Wed Jun 17 17:21:00 GMT 2015

> Joseph Myers wrote:
> On Tue, 16 Jun 2015, Wilco Dijkstra wrote:
> 
> > > Well, the benchmark should come first....
> >
> > I added a new math-inlines benchmark based on the string benchmark
> > infrastructure.
> 
> Thanks.  I await the patch submission.

See https://sourceware.org/ml/libc-alpha/2015-06/msg00569.html

> > So this clearly shows the GCC built-ins win by a huge margin, including the
> > inline versions. It also shows that multiple isinf/isnan calls would be faster
> 
> That's interesting information - suggesting that changes in GCC to use
> integer arithmetic should be conditional on -fsignaling-nans, if doing the
> operations by integer arithmetic is slower (at least on this processor).
> 
> (It also suggests it's safe to remove the existing glibc-internal inlines
> as part of moving to using the built-in functions when possible.)

Indeed. To check which sequence is better we'd need to write a better benchmark,
maybe base it on a GLIBC function which uses these functions in the hot path.

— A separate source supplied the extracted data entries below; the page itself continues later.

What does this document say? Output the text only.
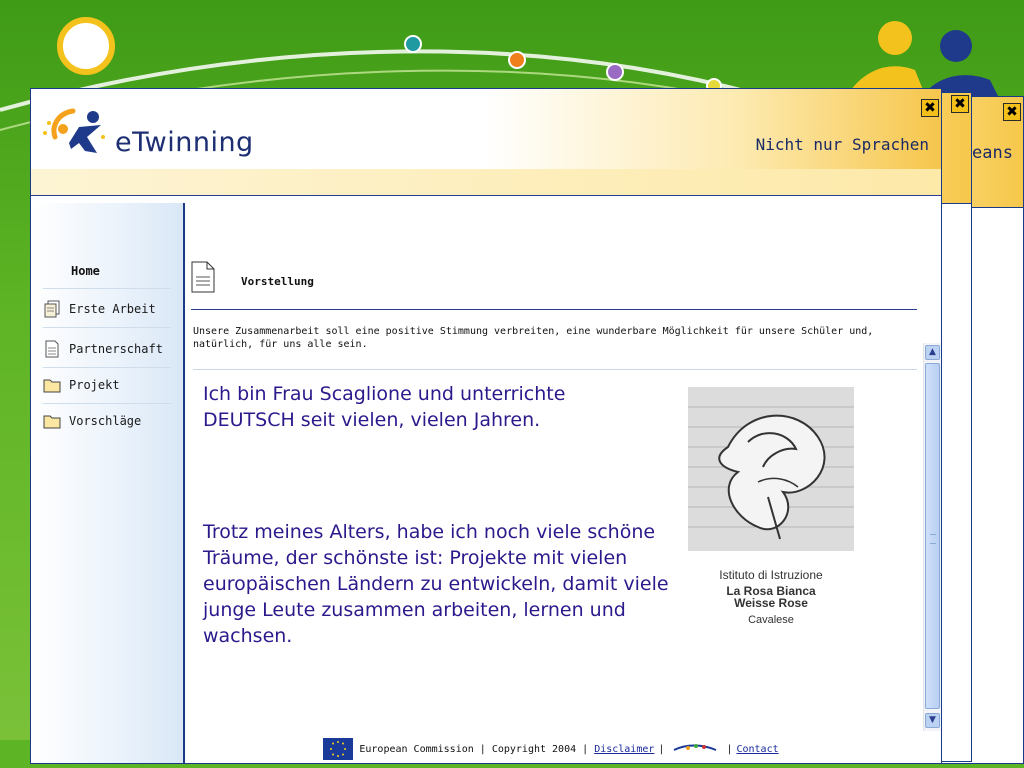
eans
✖
✖
eTwinning	Nicht nur Sprachen
✖
Home
Erste Arbeit
Partnerschaft
Projekt
Vorschläge
Vorstellung
Unsere Zusammenarbeit soll eine positive Stimmung verbreiten, eine wunderbare Möglichkeit für unsere Schüler und, natürlich, für uns alle sein.
Ich bin Frau Scaglione und unterrichte DEUTSCH seit vielen, vielen Jahren.
Trotz meines Alters, habe ich noch viele schöne Träume, der schönste ist: Projekte mit vielen europäischen Ländern zu entwickeln, damit viele junge Leute zusammen arbeiten, lernen und wachsen.
Istituto di Istruzione
La Rosa Bianca
Weisse Rose
Cavalese
▲
▼
European Commission | Copyright 2004 |
Disclaimer |	| Contact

> > > > Codesize of what? Few applications use these functions... GLIBC mathlib is
> > >
> > > Size of any code calling these macros (for nonconstant arguments).
> >
> > Well the size of the __isinf_t function is 160 bytes vs isinf_t 84 bytes
> > due to the callee-save overhead of the function call. The builtin isinf uses
> > 3 instructions inside the loop plus 3 lifted before it, while the call to
> > __isinf needs 3 plus a lot of code to save/restore the callee-saves.
> 
> One might suppose that most functions using these macros contain other
> function calls as well, and so that the callee-save overhead should not be
> included in the comparison.

That may be true in some cases, but if you can tailcall (which might be possible
in several math veneers) then the callee-save savings would apply.

> When you exclude callee-save overhead, how do things compare for
> fpclassify (the main case where inlining may be questionable when
> optimizing for size)?

Well in the worst-case scenario where you need all 5 tests of fpclassify it 
effectively changes a single-instruction call into 16 instructions plus 2 double 
immediate. So it is best to use OPTIMIZE_SIZE for fpclassify for now and revisit
when the GCC implementation has been improved. I also wonder what the difference
would be once I've optimized the __fpclassify implementation - I can do it in
about 8-9 instructions. 

Wilco